Prime minister will have unanimous backing of Commons, plus the French and Dutch
David Cameron and George Osborne set themselves on a collision course with European Union officials after they flatly opposed a 4.9% increase in the EU budget next year.
The plan was put forward in Brussels by Janusz Lewandowski, the EU budget commissioner. He claimed the move was required to meet the cost of previous EU decisions, made earlier in the seven-year budget cycle and said "despite the climate of austerity we have to grow".
Cameron and Osborne said the proposals were unacceptable, and intend to use the support of their French and Germans counterparts to rein in the EU commission. The prime minister's spokesman vowed Cameron would take a tough stance.
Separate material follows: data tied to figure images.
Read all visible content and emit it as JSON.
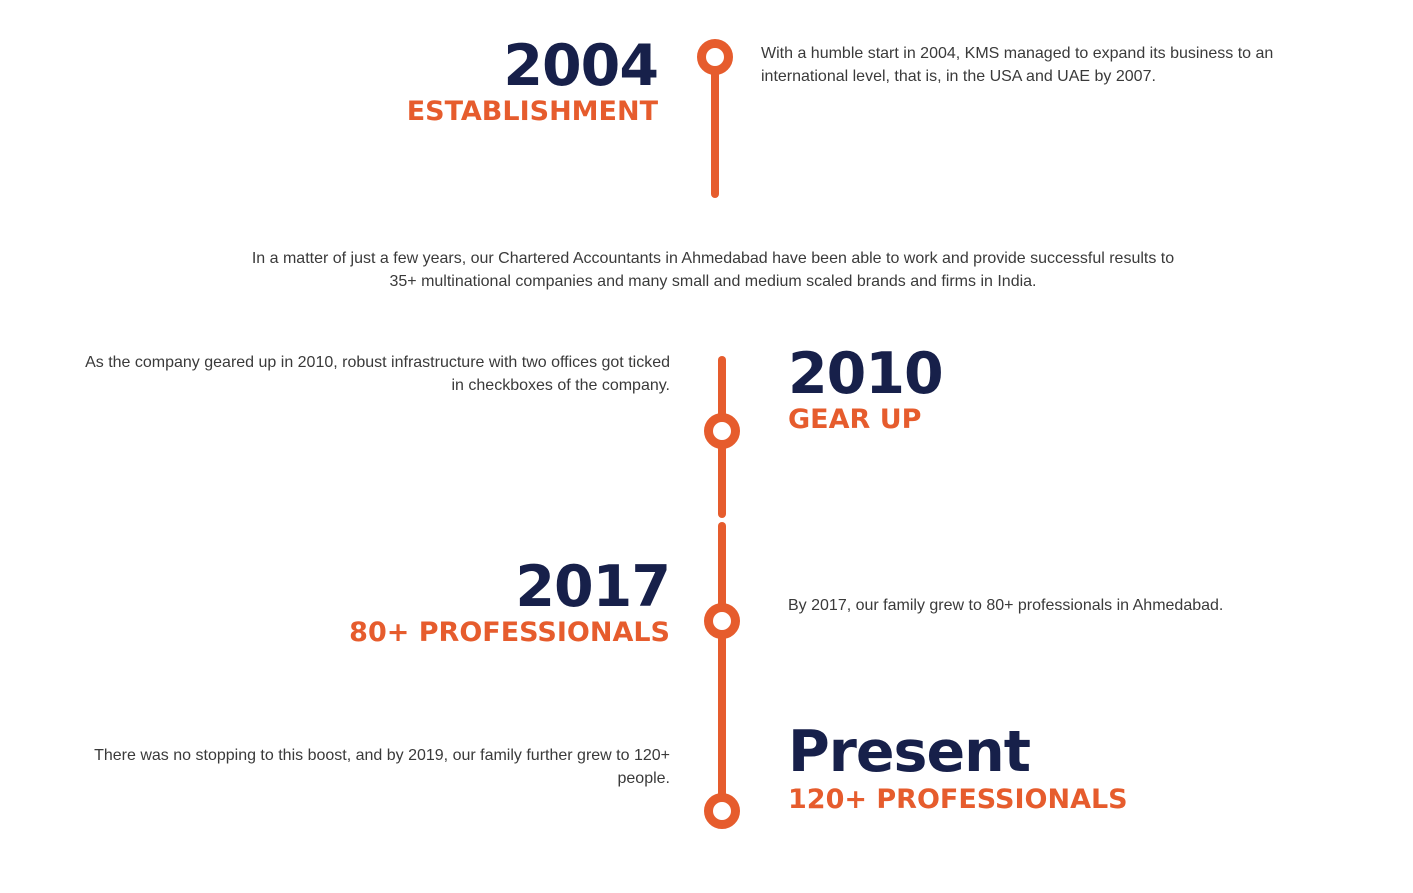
{
  "colors": {
    "accent": "#e65c2d",
    "heading": "#17204a",
    "text": "#3a3a3a"
  },
  "timeline": [
    {
      "year": "2004",
      "label": "ESTABLISHMENT",
      "description": "With a humble start in 2004, KMS managed to expand its business to an international level, that is, in the USA and UAE by 2007."
    },
    {
      "year": "2010",
      "label": "GEAR UP",
      "description": "As the company geared up in 2010, robust infrastructure with two offices got ticked in checkboxes of the company."
    },
    {
      "year": "2017",
      "label": "80+ PROFESSIONALS",
      "description": "By 2017, our family grew to 80+ professionals in Ahmedabad."
    },
    {
      "year": "Present",
      "label": "120+ PROFESSIONALS",
      "description": "There was no stopping to this boost, and by 2019, our family further grew to 120+ people."
    }
  ],
  "intro": {
    "text": "In a matter of just a few years, our Chartered Accountants in Ahmedabad have been able to work and provide successful results to 35+ multinational companies and many small and medium scaled brands and firms in India."
  }
}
Osborne said the EU needed a reality check, while the shadow foreign secretary Douglas Alexander described the request as ill-judged and unwise.
Last December Cameron led a charge by a group of leading EU states including France and Germany to sign a letter demanding budgets were frozen until the ends of the EU's budget round in 2013.
There was no sign that any political party in the UK will tolerate a large rise, even if the Commission claims it has frozen administrative spending.
Cameron will have the unanimous support of the Commons plus the backing of the French president, Nicolas Sarkozy as well as the Dutch, now one of Britain's closest allies in the EU.
The Dutch foreign minister Jan Kees de Jager said the Dutch will only accept a substantially lower budget, adding "these proposals are out of proportion". The proposed rise is above EU inflation and would take Commission spending to £117bn.
Annual budget battles are frequent, and this will be seen as a precursor to a wider and more important battle over the 2013-2020 budget. One well known right wing tory backbencher promised his party would cut up rough.